Résumé de la décision
Mme X... a bénéficié en Espagne d'une fécondation in vitro avec des gamètes de donneurs. Suite à un refus de prise en charge par la caisse primaire d'assurance maladie en France, elle a saisi le Tribunal des affaires de sécurité sociale de Paris. Le tribunal a transmis la question à la Cour de cassation concernant la conformité de l'article L. 2141-3 du code de la santé publique, qui impose que les gamètes utilisés doivent provenir d'au moins un membre du couple.

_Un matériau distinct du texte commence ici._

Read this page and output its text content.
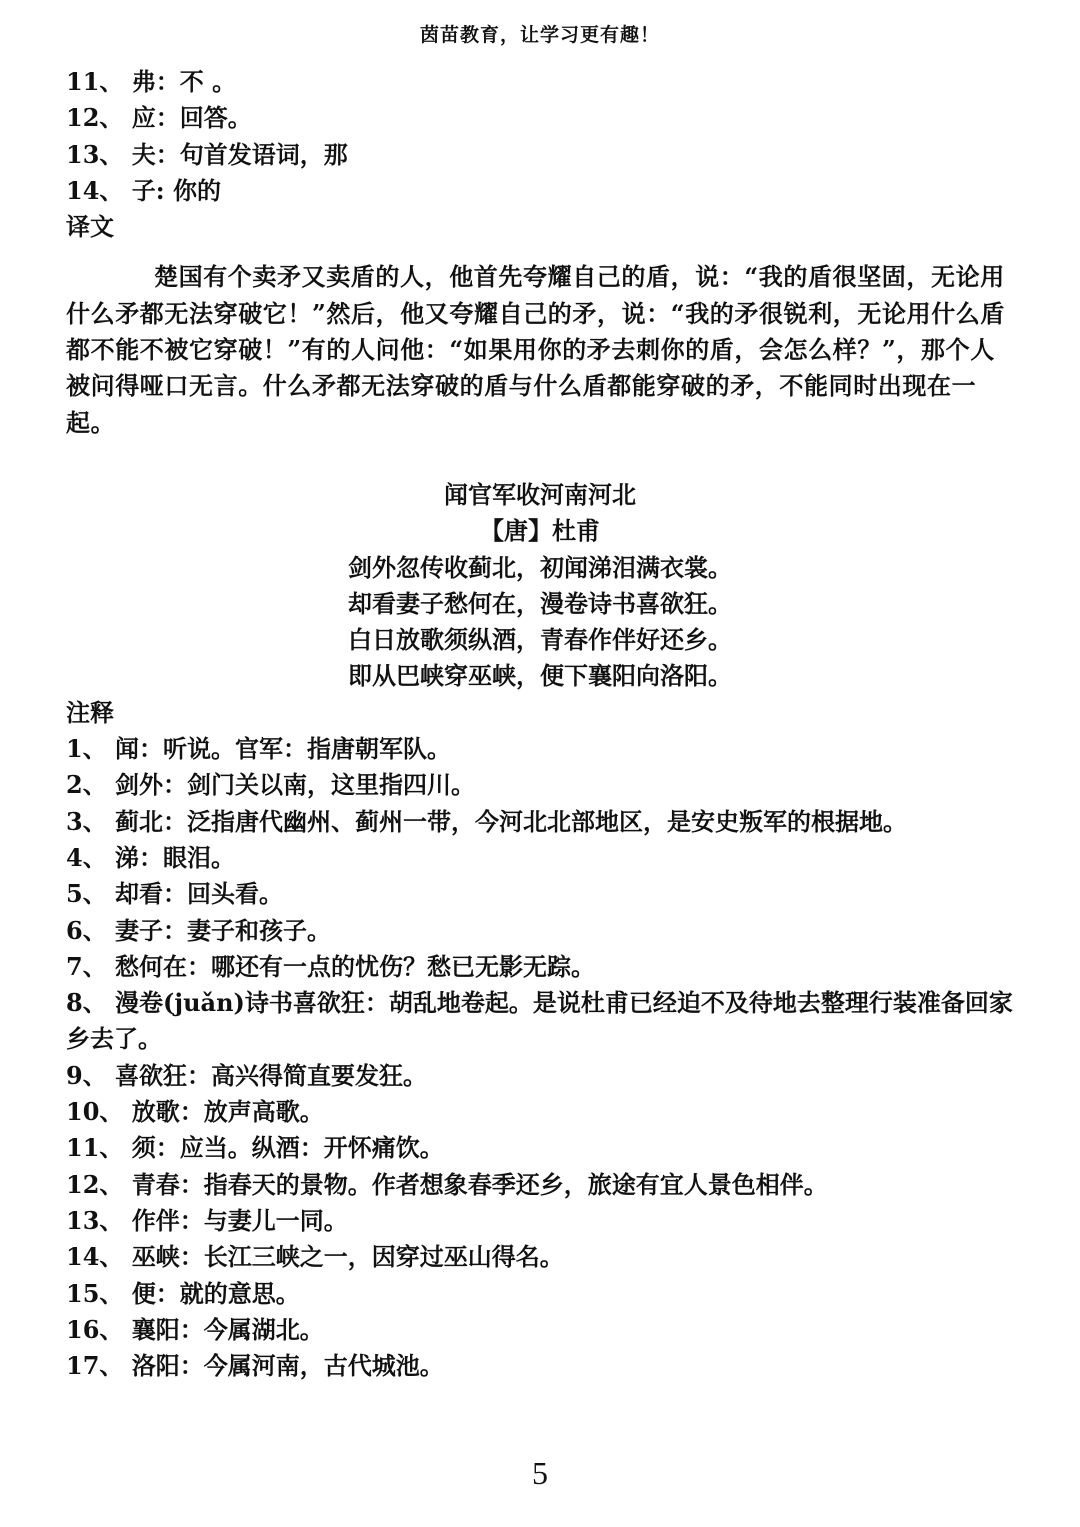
茵苗教育，让学习更有趣！
11、 弗：不 。
12、 应：回答。
13、 夫：句首发语词，那
14、 子: 你的
译文
楚国有个卖矛又卖盾的人，他首先夸耀自己的盾，说：“我的盾很坚固，无论用什么矛都无法穿破它！”然后，他又夸耀自己的矛，说：“我的矛很锐利，无论用什么盾都不能不被它穿破！”有的人问他：“如果用你的矛去刺你的盾，会怎么样？”，那个人被问得哑口无言。什么矛都无法穿破的盾与什么盾都能穿破的矛，不能同时出现在一起。
闻官军收河南河北
【唐】杜甫
剑外忽传收蓟北，初闻涕泪满衣裳。
却看妻子愁何在，漫卷诗书喜欲狂。
白日放歌须纵酒，青春作伴好还乡。
即从巴峡穿巫峡，便下襄阳向洛阳。
注释
1、 闻：听说。官军：指唐朝军队。
2、 剑外：剑门关以南，这里指四川。
3、 蓟北：泛指唐代幽州、蓟州一带，今河北北部地区，是安史叛军的根据地。
4、 涕：眼泪。
5、 却看：回头看。
6、 妻子：妻子和孩子。
7、 愁何在：哪还有一点的忧伤？愁已无影无踪。
8、 漫卷(juǎn)诗书喜欲狂：胡乱地卷起。是说杜甫已经迫不及待地去整理行装准备回家乡去了。
9、 喜欲狂：高兴得简直要发狂。
10、 放歌：放声高歌。
11、 须：应当。纵酒：开怀痛饮。
12、 青春：指春天的景物。作者想象春季还乡，旅途有宜人景色相伴。
13、 作伴：与妻儿一同。
14、 巫峡：长江三峡之一，因穿过巫山得名。
15、 便：就的意思。
16、 襄阳：今属湖北。
17、 洛阳：今属河南，古代城池。
5
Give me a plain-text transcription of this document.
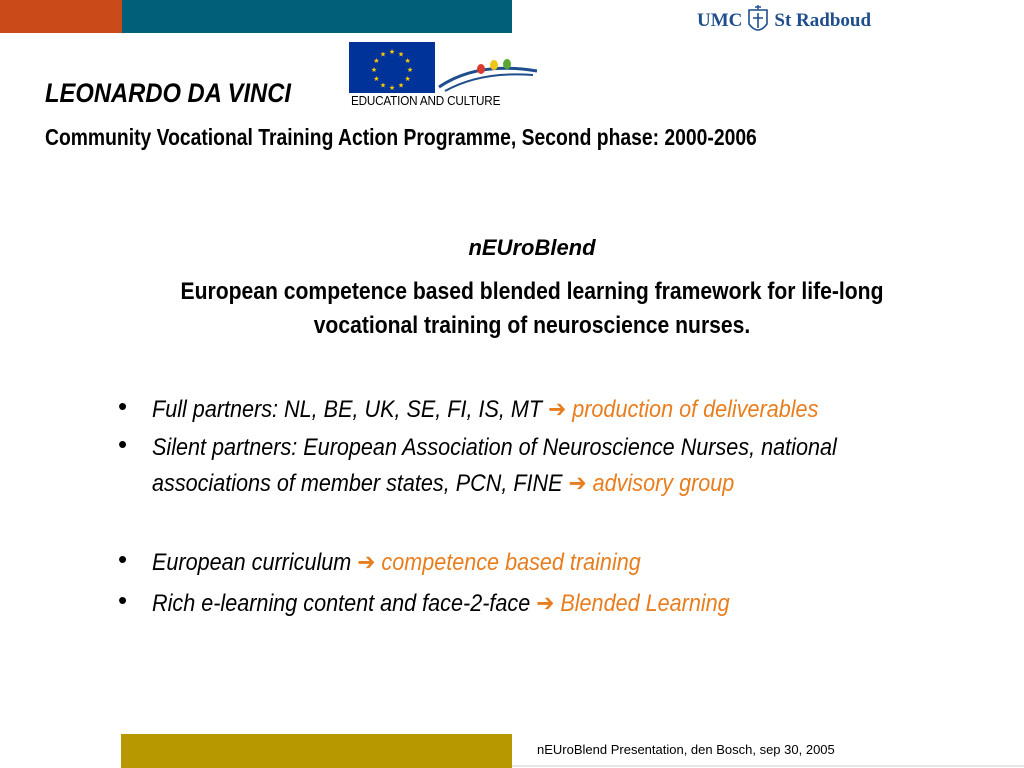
UMC St Radboud
★
★
★
★
★
★
★
★
★ ★ ★
★
EDUCATION AND CULTURE
LEONARDO DA VINCI
Community Vocational Training Action Programme, Second phase: 2000-2006
nEUroBlend
European competence based blended learning framework for life-long vocational training of neuroscience nurses.
• Full partners: NL, BE, UK, SE, FI, IS, MT ➔ production of deliverables
• Silent partners: European Association of Neuroscience Nurses, national associations of member states, PCN, FINE ➔ advisory group
• European curriculum ➔ competence based training
• Rich e-learning content and face-2-face ➔ Blended Learning
nEUroBlend Presentation, den Bosch, sep 30, 2005
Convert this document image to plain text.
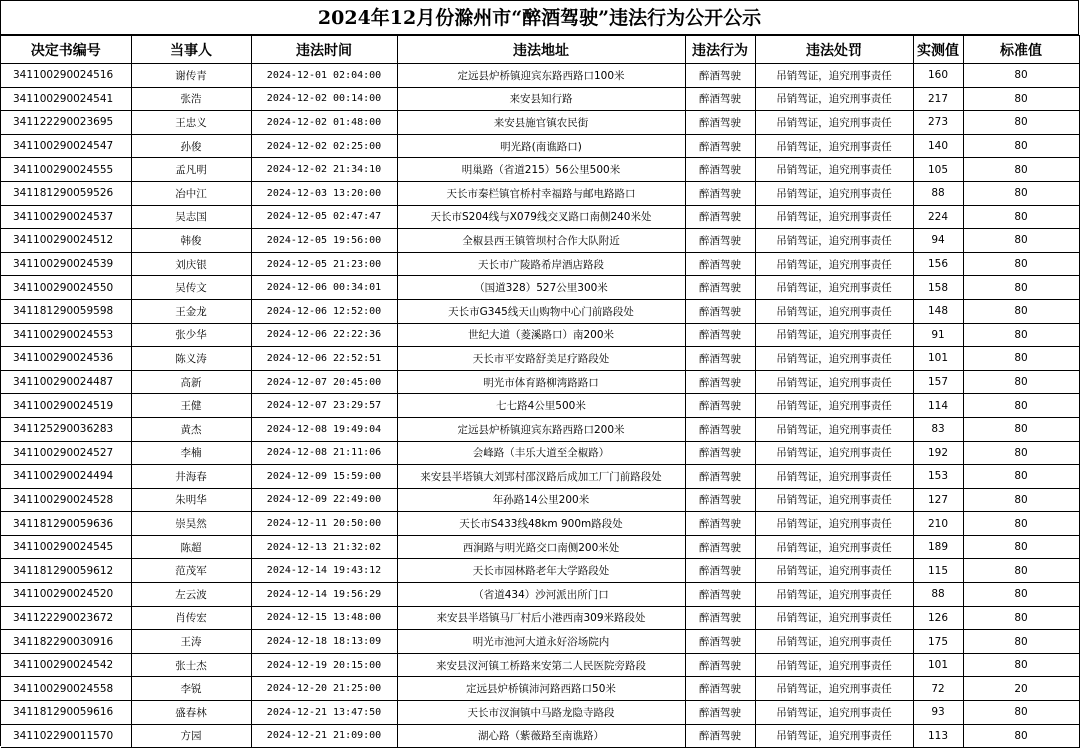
2024年12月份滁州市“醉酒驾驶”违法行为公开公示
决定书编号	当事人	违法时间	违法地址	违法行为	违法处罚	实测值	标准值
341100290024516	谢传青	2024-12-01 02:04:00	定远县炉桥镇迎宾东路西路口100米	醉酒驾驶	吊销驾证，追究刑事责任	160	80
341100290024541	张浩	2024-12-02 00:14:00	来安县知行路	醉酒驾驶	吊销驾证，追究刑事责任	217	80
341122290023695	王忠义	2024-12-02 01:48:00	来安县施官镇农民街	醉酒驾驶	吊销驾证，追究刑事责任	273	80
341100290024547	孙俊	2024-12-02 02:25:00	明光路(南谯路口)	醉酒驾驶	吊销驾证，追究刑事责任	140	80
341100290024555	孟凡明	2024-12-02 21:34:10	明巢路（省道215）56公里500米	醉酒驾驶	吊销驾证，追究刑事责任	105	80
341181290059526	冶中江	2024-12-03 13:20:00	天长市秦栏镇官桥村幸福路与邮电路路口	醉酒驾驶	吊销驾证，追究刑事责任	88	80
341100290024537	吴志国	2024-12-05 02:47:47	天长市S204线与X079线交叉路口南侧240米处	醉酒驾驶	吊销驾证，追究刑事责任	224	80
341100290024512	韩俊	2024-12-05 19:56:00	全椒县西王镇管坝村合作大队附近	醉酒驾驶	吊销驾证，追究刑事责任	94	80
341100290024539	刘庆银	2024-12-05 21:23:00	天长市广陵路希岸酒店路段	醉酒驾驶	吊销驾证，追究刑事责任	156	80
341100290024550	吴传文	2024-12-06 00:34:01	（国道328）527公里300米	醉酒驾驶	吊销驾证，追究刑事责任	158	80
341181290059598	王金龙	2024-12-06 12:52:00	天长市G345线天山购物中心门前路段处	醉酒驾驶	吊销驾证，追究刑事责任	148	80
341100290024553	张少华	2024-12-06 22:22:36	世纪大道（菱溪路口）南200米	醉酒驾驶	吊销驾证，追究刑事责任	91	80
341100290024536	陈义涛	2024-12-06 22:52:51	天长市平安路舒美足疗路段处	醉酒驾驶	吊销驾证，追究刑事责任	101	80
341100290024487	高新	2024-12-07 20:45:00	明光市体育路柳湾路路口	醉酒驾驶	吊销驾证，追究刑事责任	157	80
341100290024519	王健	2024-12-07 23:29:57	七七路4公里500米	醉酒驾驶	吊销驾证，追究刑事责任	114	80
341125290036283	黄杰	2024-12-08 19:49:04	定远县炉桥镇迎宾东路西路口200米	醉酒驾驶	吊销驾证，追究刑事责任	83	80
341100290024527	李楠	2024-12-08 21:11:06	会峰路（丰乐大道至全椒路）	醉酒驾驶	吊销驾证，追究刑事责任	192	80
341100290024494	井海春	2024-12-09 15:59:00	来安县半塔镇大刘郢村邵汊路后成加工厂门前路段处	醉酒驾驶	吊销驾证，追究刑事责任	153	80
341100290024528	朱明华	2024-12-09 22:49:00	年孙路14公里200米	醉酒驾驶	吊销驾证，追究刑事责任	127	80
341181290059636	崇昊然	2024-12-11 20:50:00	天长市S433线48km 900m路段处	醉酒驾驶	吊销驾证，追究刑事责任	210	80
341100290024545	陈超	2024-12-13 21:32:02	西涧路与明光路交口南侧200米处	醉酒驾驶	吊销驾证，追究刑事责任	189	80
341181290059612	范茂军	2024-12-14 19:43:12	天长市园林路老年大学路段处	醉酒驾驶	吊销驾证，追究刑事责任	115	80
341100290024520	左云波	2024-12-14 19:56:29	（省道434）沙河派出所门口	醉酒驾驶	吊销驾证，追究刑事责任	88	80
341122290023672	肖传宏	2024-12-15 13:48:00	来安县半塔镇马厂村后小港西南309米路段处	醉酒驾驶	吊销驾证，追究刑事责任	126	80
341182290030916	王涛	2024-12-18 18:13:09	明光市池河大道永好浴场院内	醉酒驾驶	吊销驾证，追究刑事责任	175	80
341100290024542	张士杰	2024-12-19 20:15:00	来安县汊河镇工桥路来安第二人民医院旁路段	醉酒驾驶	吊销驾证，追究刑事责任	101	80
341100290024558	李锐	2024-12-20 21:25:00	定远县炉桥镇沛河路西路口50米	醉酒驾驶	吊销驾证，追究刑事责任	72	20
341181290059616	盛春林	2024-12-21 13:47:50	天长市汊涧镇中马路龙隐寺路段	醉酒驾驶	吊销驾证，追究刑事责任	93	80
341102290011570	方园	2024-12-21 21:09:00	湖心路（紫薇路至南谯路）	醉酒驾驶	吊销驾证，追究刑事责任	113	80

La Cour a décidé qu'il n'y avait pas lieu de renvoyer la question au Conseil constitutionnel, considérant que cette disposition avait déjà été déclarée conforme à la Constitution par le Conseil constitutionnel dans sa décision n° 94-343/344 DC.
Arguments pertinents
1. Conformité à la Constitution : La Cour a rappelé que le Conseil constitutionnel a déjà examiné et déclaré conforme l'article L. 2141-3 du code de la santé publique à la Constitution, invoquant la décision n° 94-343/344 DC. Par conséquent, il n’y avait pas de modifications de circonstances justifiant un nouvel examen.
2. Refus de renvoi : En l'absence de changement de circonstances, la Cour a conclu qu'il n'était pas nécessaire de renvoyer la question prioritaire de constitutionnalité au Conseil constitutionnel.
> « d'où il suit qu'il n'y a pas lieu de procéder au renvoi »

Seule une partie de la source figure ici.